During the outage in mid-March we have upgraded the hardware in our GPU partitions (namely gpuk80) to CUDA driver 440.33.01 which supports TensorFlow up to version 2.2. The following guide will show you how to install them with a virtual environment or Anaconda.

The following guide largely repeats the instructions in our software environments guide. The only specific instructions we have added are:

  1. Use the cuda/10.1 software module.
  2. Install TensorFlow 2.2.0 (specifically 2.2.0rc0) with pip inside your environment.

Read below for a step-by-step walkthrough.

Option 1: Virtual Environments

TensorFlow typically requires the penultimate version of Python. To use a virtual environment to install TensorFlow 2 you must load a Python 3 module and select a location for a virtual environment. We strongly recommend using the new ~/code location inside your home directory. Do not install programs on our Lustre filesystem (~/scratch and ~/work). The following steps will build the virtual environment and install TensorFlow inside. Lines prefixed with the hash symbol are comments for your reference.

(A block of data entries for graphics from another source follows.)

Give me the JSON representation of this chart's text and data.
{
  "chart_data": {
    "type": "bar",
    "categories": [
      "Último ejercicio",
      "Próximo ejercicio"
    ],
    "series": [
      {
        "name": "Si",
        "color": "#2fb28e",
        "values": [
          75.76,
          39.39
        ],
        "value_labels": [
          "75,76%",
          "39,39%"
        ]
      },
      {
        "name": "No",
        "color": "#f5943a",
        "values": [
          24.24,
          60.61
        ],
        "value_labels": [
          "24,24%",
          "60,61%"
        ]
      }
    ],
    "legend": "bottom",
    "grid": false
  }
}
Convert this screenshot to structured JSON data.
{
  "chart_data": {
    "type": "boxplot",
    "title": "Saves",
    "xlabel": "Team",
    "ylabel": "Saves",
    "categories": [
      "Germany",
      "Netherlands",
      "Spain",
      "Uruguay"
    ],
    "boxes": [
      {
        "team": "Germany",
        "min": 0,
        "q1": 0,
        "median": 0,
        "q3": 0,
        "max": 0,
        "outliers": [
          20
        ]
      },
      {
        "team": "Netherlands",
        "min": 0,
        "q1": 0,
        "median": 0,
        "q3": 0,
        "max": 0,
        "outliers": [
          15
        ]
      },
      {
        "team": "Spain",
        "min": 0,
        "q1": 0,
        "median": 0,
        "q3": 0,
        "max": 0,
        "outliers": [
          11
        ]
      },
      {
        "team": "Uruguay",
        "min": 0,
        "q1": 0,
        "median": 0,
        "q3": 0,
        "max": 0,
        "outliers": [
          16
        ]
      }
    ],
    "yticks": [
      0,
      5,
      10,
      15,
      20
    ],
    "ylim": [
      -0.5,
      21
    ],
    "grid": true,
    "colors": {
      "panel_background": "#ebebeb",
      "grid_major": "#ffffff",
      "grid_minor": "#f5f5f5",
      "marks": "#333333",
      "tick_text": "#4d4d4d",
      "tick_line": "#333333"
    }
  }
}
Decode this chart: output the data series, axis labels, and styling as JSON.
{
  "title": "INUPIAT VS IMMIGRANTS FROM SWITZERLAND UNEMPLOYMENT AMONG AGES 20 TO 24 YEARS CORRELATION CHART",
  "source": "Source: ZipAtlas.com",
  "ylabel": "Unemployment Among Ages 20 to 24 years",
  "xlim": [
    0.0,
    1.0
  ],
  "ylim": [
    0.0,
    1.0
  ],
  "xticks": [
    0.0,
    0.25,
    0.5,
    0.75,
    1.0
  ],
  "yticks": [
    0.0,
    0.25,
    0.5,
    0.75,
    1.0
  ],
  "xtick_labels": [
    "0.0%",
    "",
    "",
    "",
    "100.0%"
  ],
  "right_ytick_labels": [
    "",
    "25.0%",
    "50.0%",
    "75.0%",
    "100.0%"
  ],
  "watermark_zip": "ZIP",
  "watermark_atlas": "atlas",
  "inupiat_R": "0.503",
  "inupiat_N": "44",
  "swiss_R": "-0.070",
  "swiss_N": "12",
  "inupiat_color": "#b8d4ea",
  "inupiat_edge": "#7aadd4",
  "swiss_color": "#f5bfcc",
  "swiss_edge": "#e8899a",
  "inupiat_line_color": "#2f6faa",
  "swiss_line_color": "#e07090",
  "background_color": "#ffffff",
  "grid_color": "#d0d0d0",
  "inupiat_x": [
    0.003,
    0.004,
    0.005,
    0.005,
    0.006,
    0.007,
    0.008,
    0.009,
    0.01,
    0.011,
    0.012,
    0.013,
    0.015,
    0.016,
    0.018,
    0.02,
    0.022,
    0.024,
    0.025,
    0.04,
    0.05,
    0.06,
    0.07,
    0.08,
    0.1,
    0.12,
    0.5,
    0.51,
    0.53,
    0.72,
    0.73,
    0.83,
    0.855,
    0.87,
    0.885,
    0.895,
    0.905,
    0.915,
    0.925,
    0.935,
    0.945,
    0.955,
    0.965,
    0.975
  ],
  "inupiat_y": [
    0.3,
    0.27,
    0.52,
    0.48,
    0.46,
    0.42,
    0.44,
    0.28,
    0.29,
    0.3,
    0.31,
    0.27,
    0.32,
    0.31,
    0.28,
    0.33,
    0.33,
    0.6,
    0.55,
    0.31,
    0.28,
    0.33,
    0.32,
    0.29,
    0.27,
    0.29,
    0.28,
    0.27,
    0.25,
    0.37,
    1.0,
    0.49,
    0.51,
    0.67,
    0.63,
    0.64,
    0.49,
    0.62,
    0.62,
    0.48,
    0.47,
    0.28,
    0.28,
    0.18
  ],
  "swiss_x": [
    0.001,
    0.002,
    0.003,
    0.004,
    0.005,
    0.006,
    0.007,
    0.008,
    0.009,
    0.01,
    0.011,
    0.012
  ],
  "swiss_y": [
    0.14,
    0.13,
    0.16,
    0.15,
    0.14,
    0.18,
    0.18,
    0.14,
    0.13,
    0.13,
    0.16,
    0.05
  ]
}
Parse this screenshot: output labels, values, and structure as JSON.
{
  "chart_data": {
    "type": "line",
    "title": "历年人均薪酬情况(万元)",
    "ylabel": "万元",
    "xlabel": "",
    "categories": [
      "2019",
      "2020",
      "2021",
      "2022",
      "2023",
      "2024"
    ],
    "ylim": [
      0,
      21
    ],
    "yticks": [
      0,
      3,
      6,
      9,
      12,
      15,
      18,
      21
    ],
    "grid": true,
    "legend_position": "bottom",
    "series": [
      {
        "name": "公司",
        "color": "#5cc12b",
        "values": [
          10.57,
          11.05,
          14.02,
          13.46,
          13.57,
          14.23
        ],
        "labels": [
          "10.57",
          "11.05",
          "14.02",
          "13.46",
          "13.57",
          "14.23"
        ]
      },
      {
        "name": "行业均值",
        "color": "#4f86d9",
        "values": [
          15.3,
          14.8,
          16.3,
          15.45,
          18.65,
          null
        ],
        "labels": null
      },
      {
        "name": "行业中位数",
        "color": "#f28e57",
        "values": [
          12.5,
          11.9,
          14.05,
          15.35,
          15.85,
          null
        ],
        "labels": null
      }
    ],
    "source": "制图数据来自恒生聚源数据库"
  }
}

# start an interactive session on a GPU node
interact -p debug -c 6 -t 60 -g 1
# navigate to your ~/code directory or another suitable location
cd ~/code
# load the Python and CUDA modules
ml python/3.7.7
ml cuda/10.1
# build the environment in a folder called ./venv
python -m venv ./venv
# activate the environment
source ./venv/bin/activate
# install tensorflow 2.2
pip install tensorflow==2.2.0rc0
# confirm that it is installed
python -c 'import tensorflow'

After installing the environment you will access it with the following commands. Note that the path to your environment may be different it if you installed it elsewhere.

ml cuda/10.1
source ~/code/venv/bin/activate

Note that we recommend installing TensorFlow 2.2.0 for use with CUDA 10.1.

Option 2: Anaconda

Anaconda allows you to carefully control the exact version of Python and install additional supporting packages.

Select a location, ideally in ~/code or on the ~/data filesystem (but not our Lustre filesystem at ~/scratch and ~/work). Write the following reqs.yaml file.

dependencies:
  - python==3.7
  - pip
  - pip:
    - tensorflow==2.2.0rc0

Install the environment to your chosen location with the following commands.

# start an interactive session on a GPU node
interact -p debug -c 6 -t 60 -g 1
# navigate to your ~/code directory or another suitable location
cd ~/code
# load the Anaconda and CUDA modules
ml anaconda/2019.03
ml cuda/10.1
# build the environment at your chosen location 
conda env update --file ./reqs.yaml -p ./env
# activate the environment
conda activate ./env
# confirm that it works
python -c 'import tensorflow'

After installing this environment, you can access the environment with the following commands.

ml anaconda/2019.03
ml cuda/10.2
conda activate ~/code/env

Note that the paths above may be different if you install your environment to a different location.

Pending updates

In the future we will make TensorFlow automatically available in a module format on our new software modules. Watch this space for updates.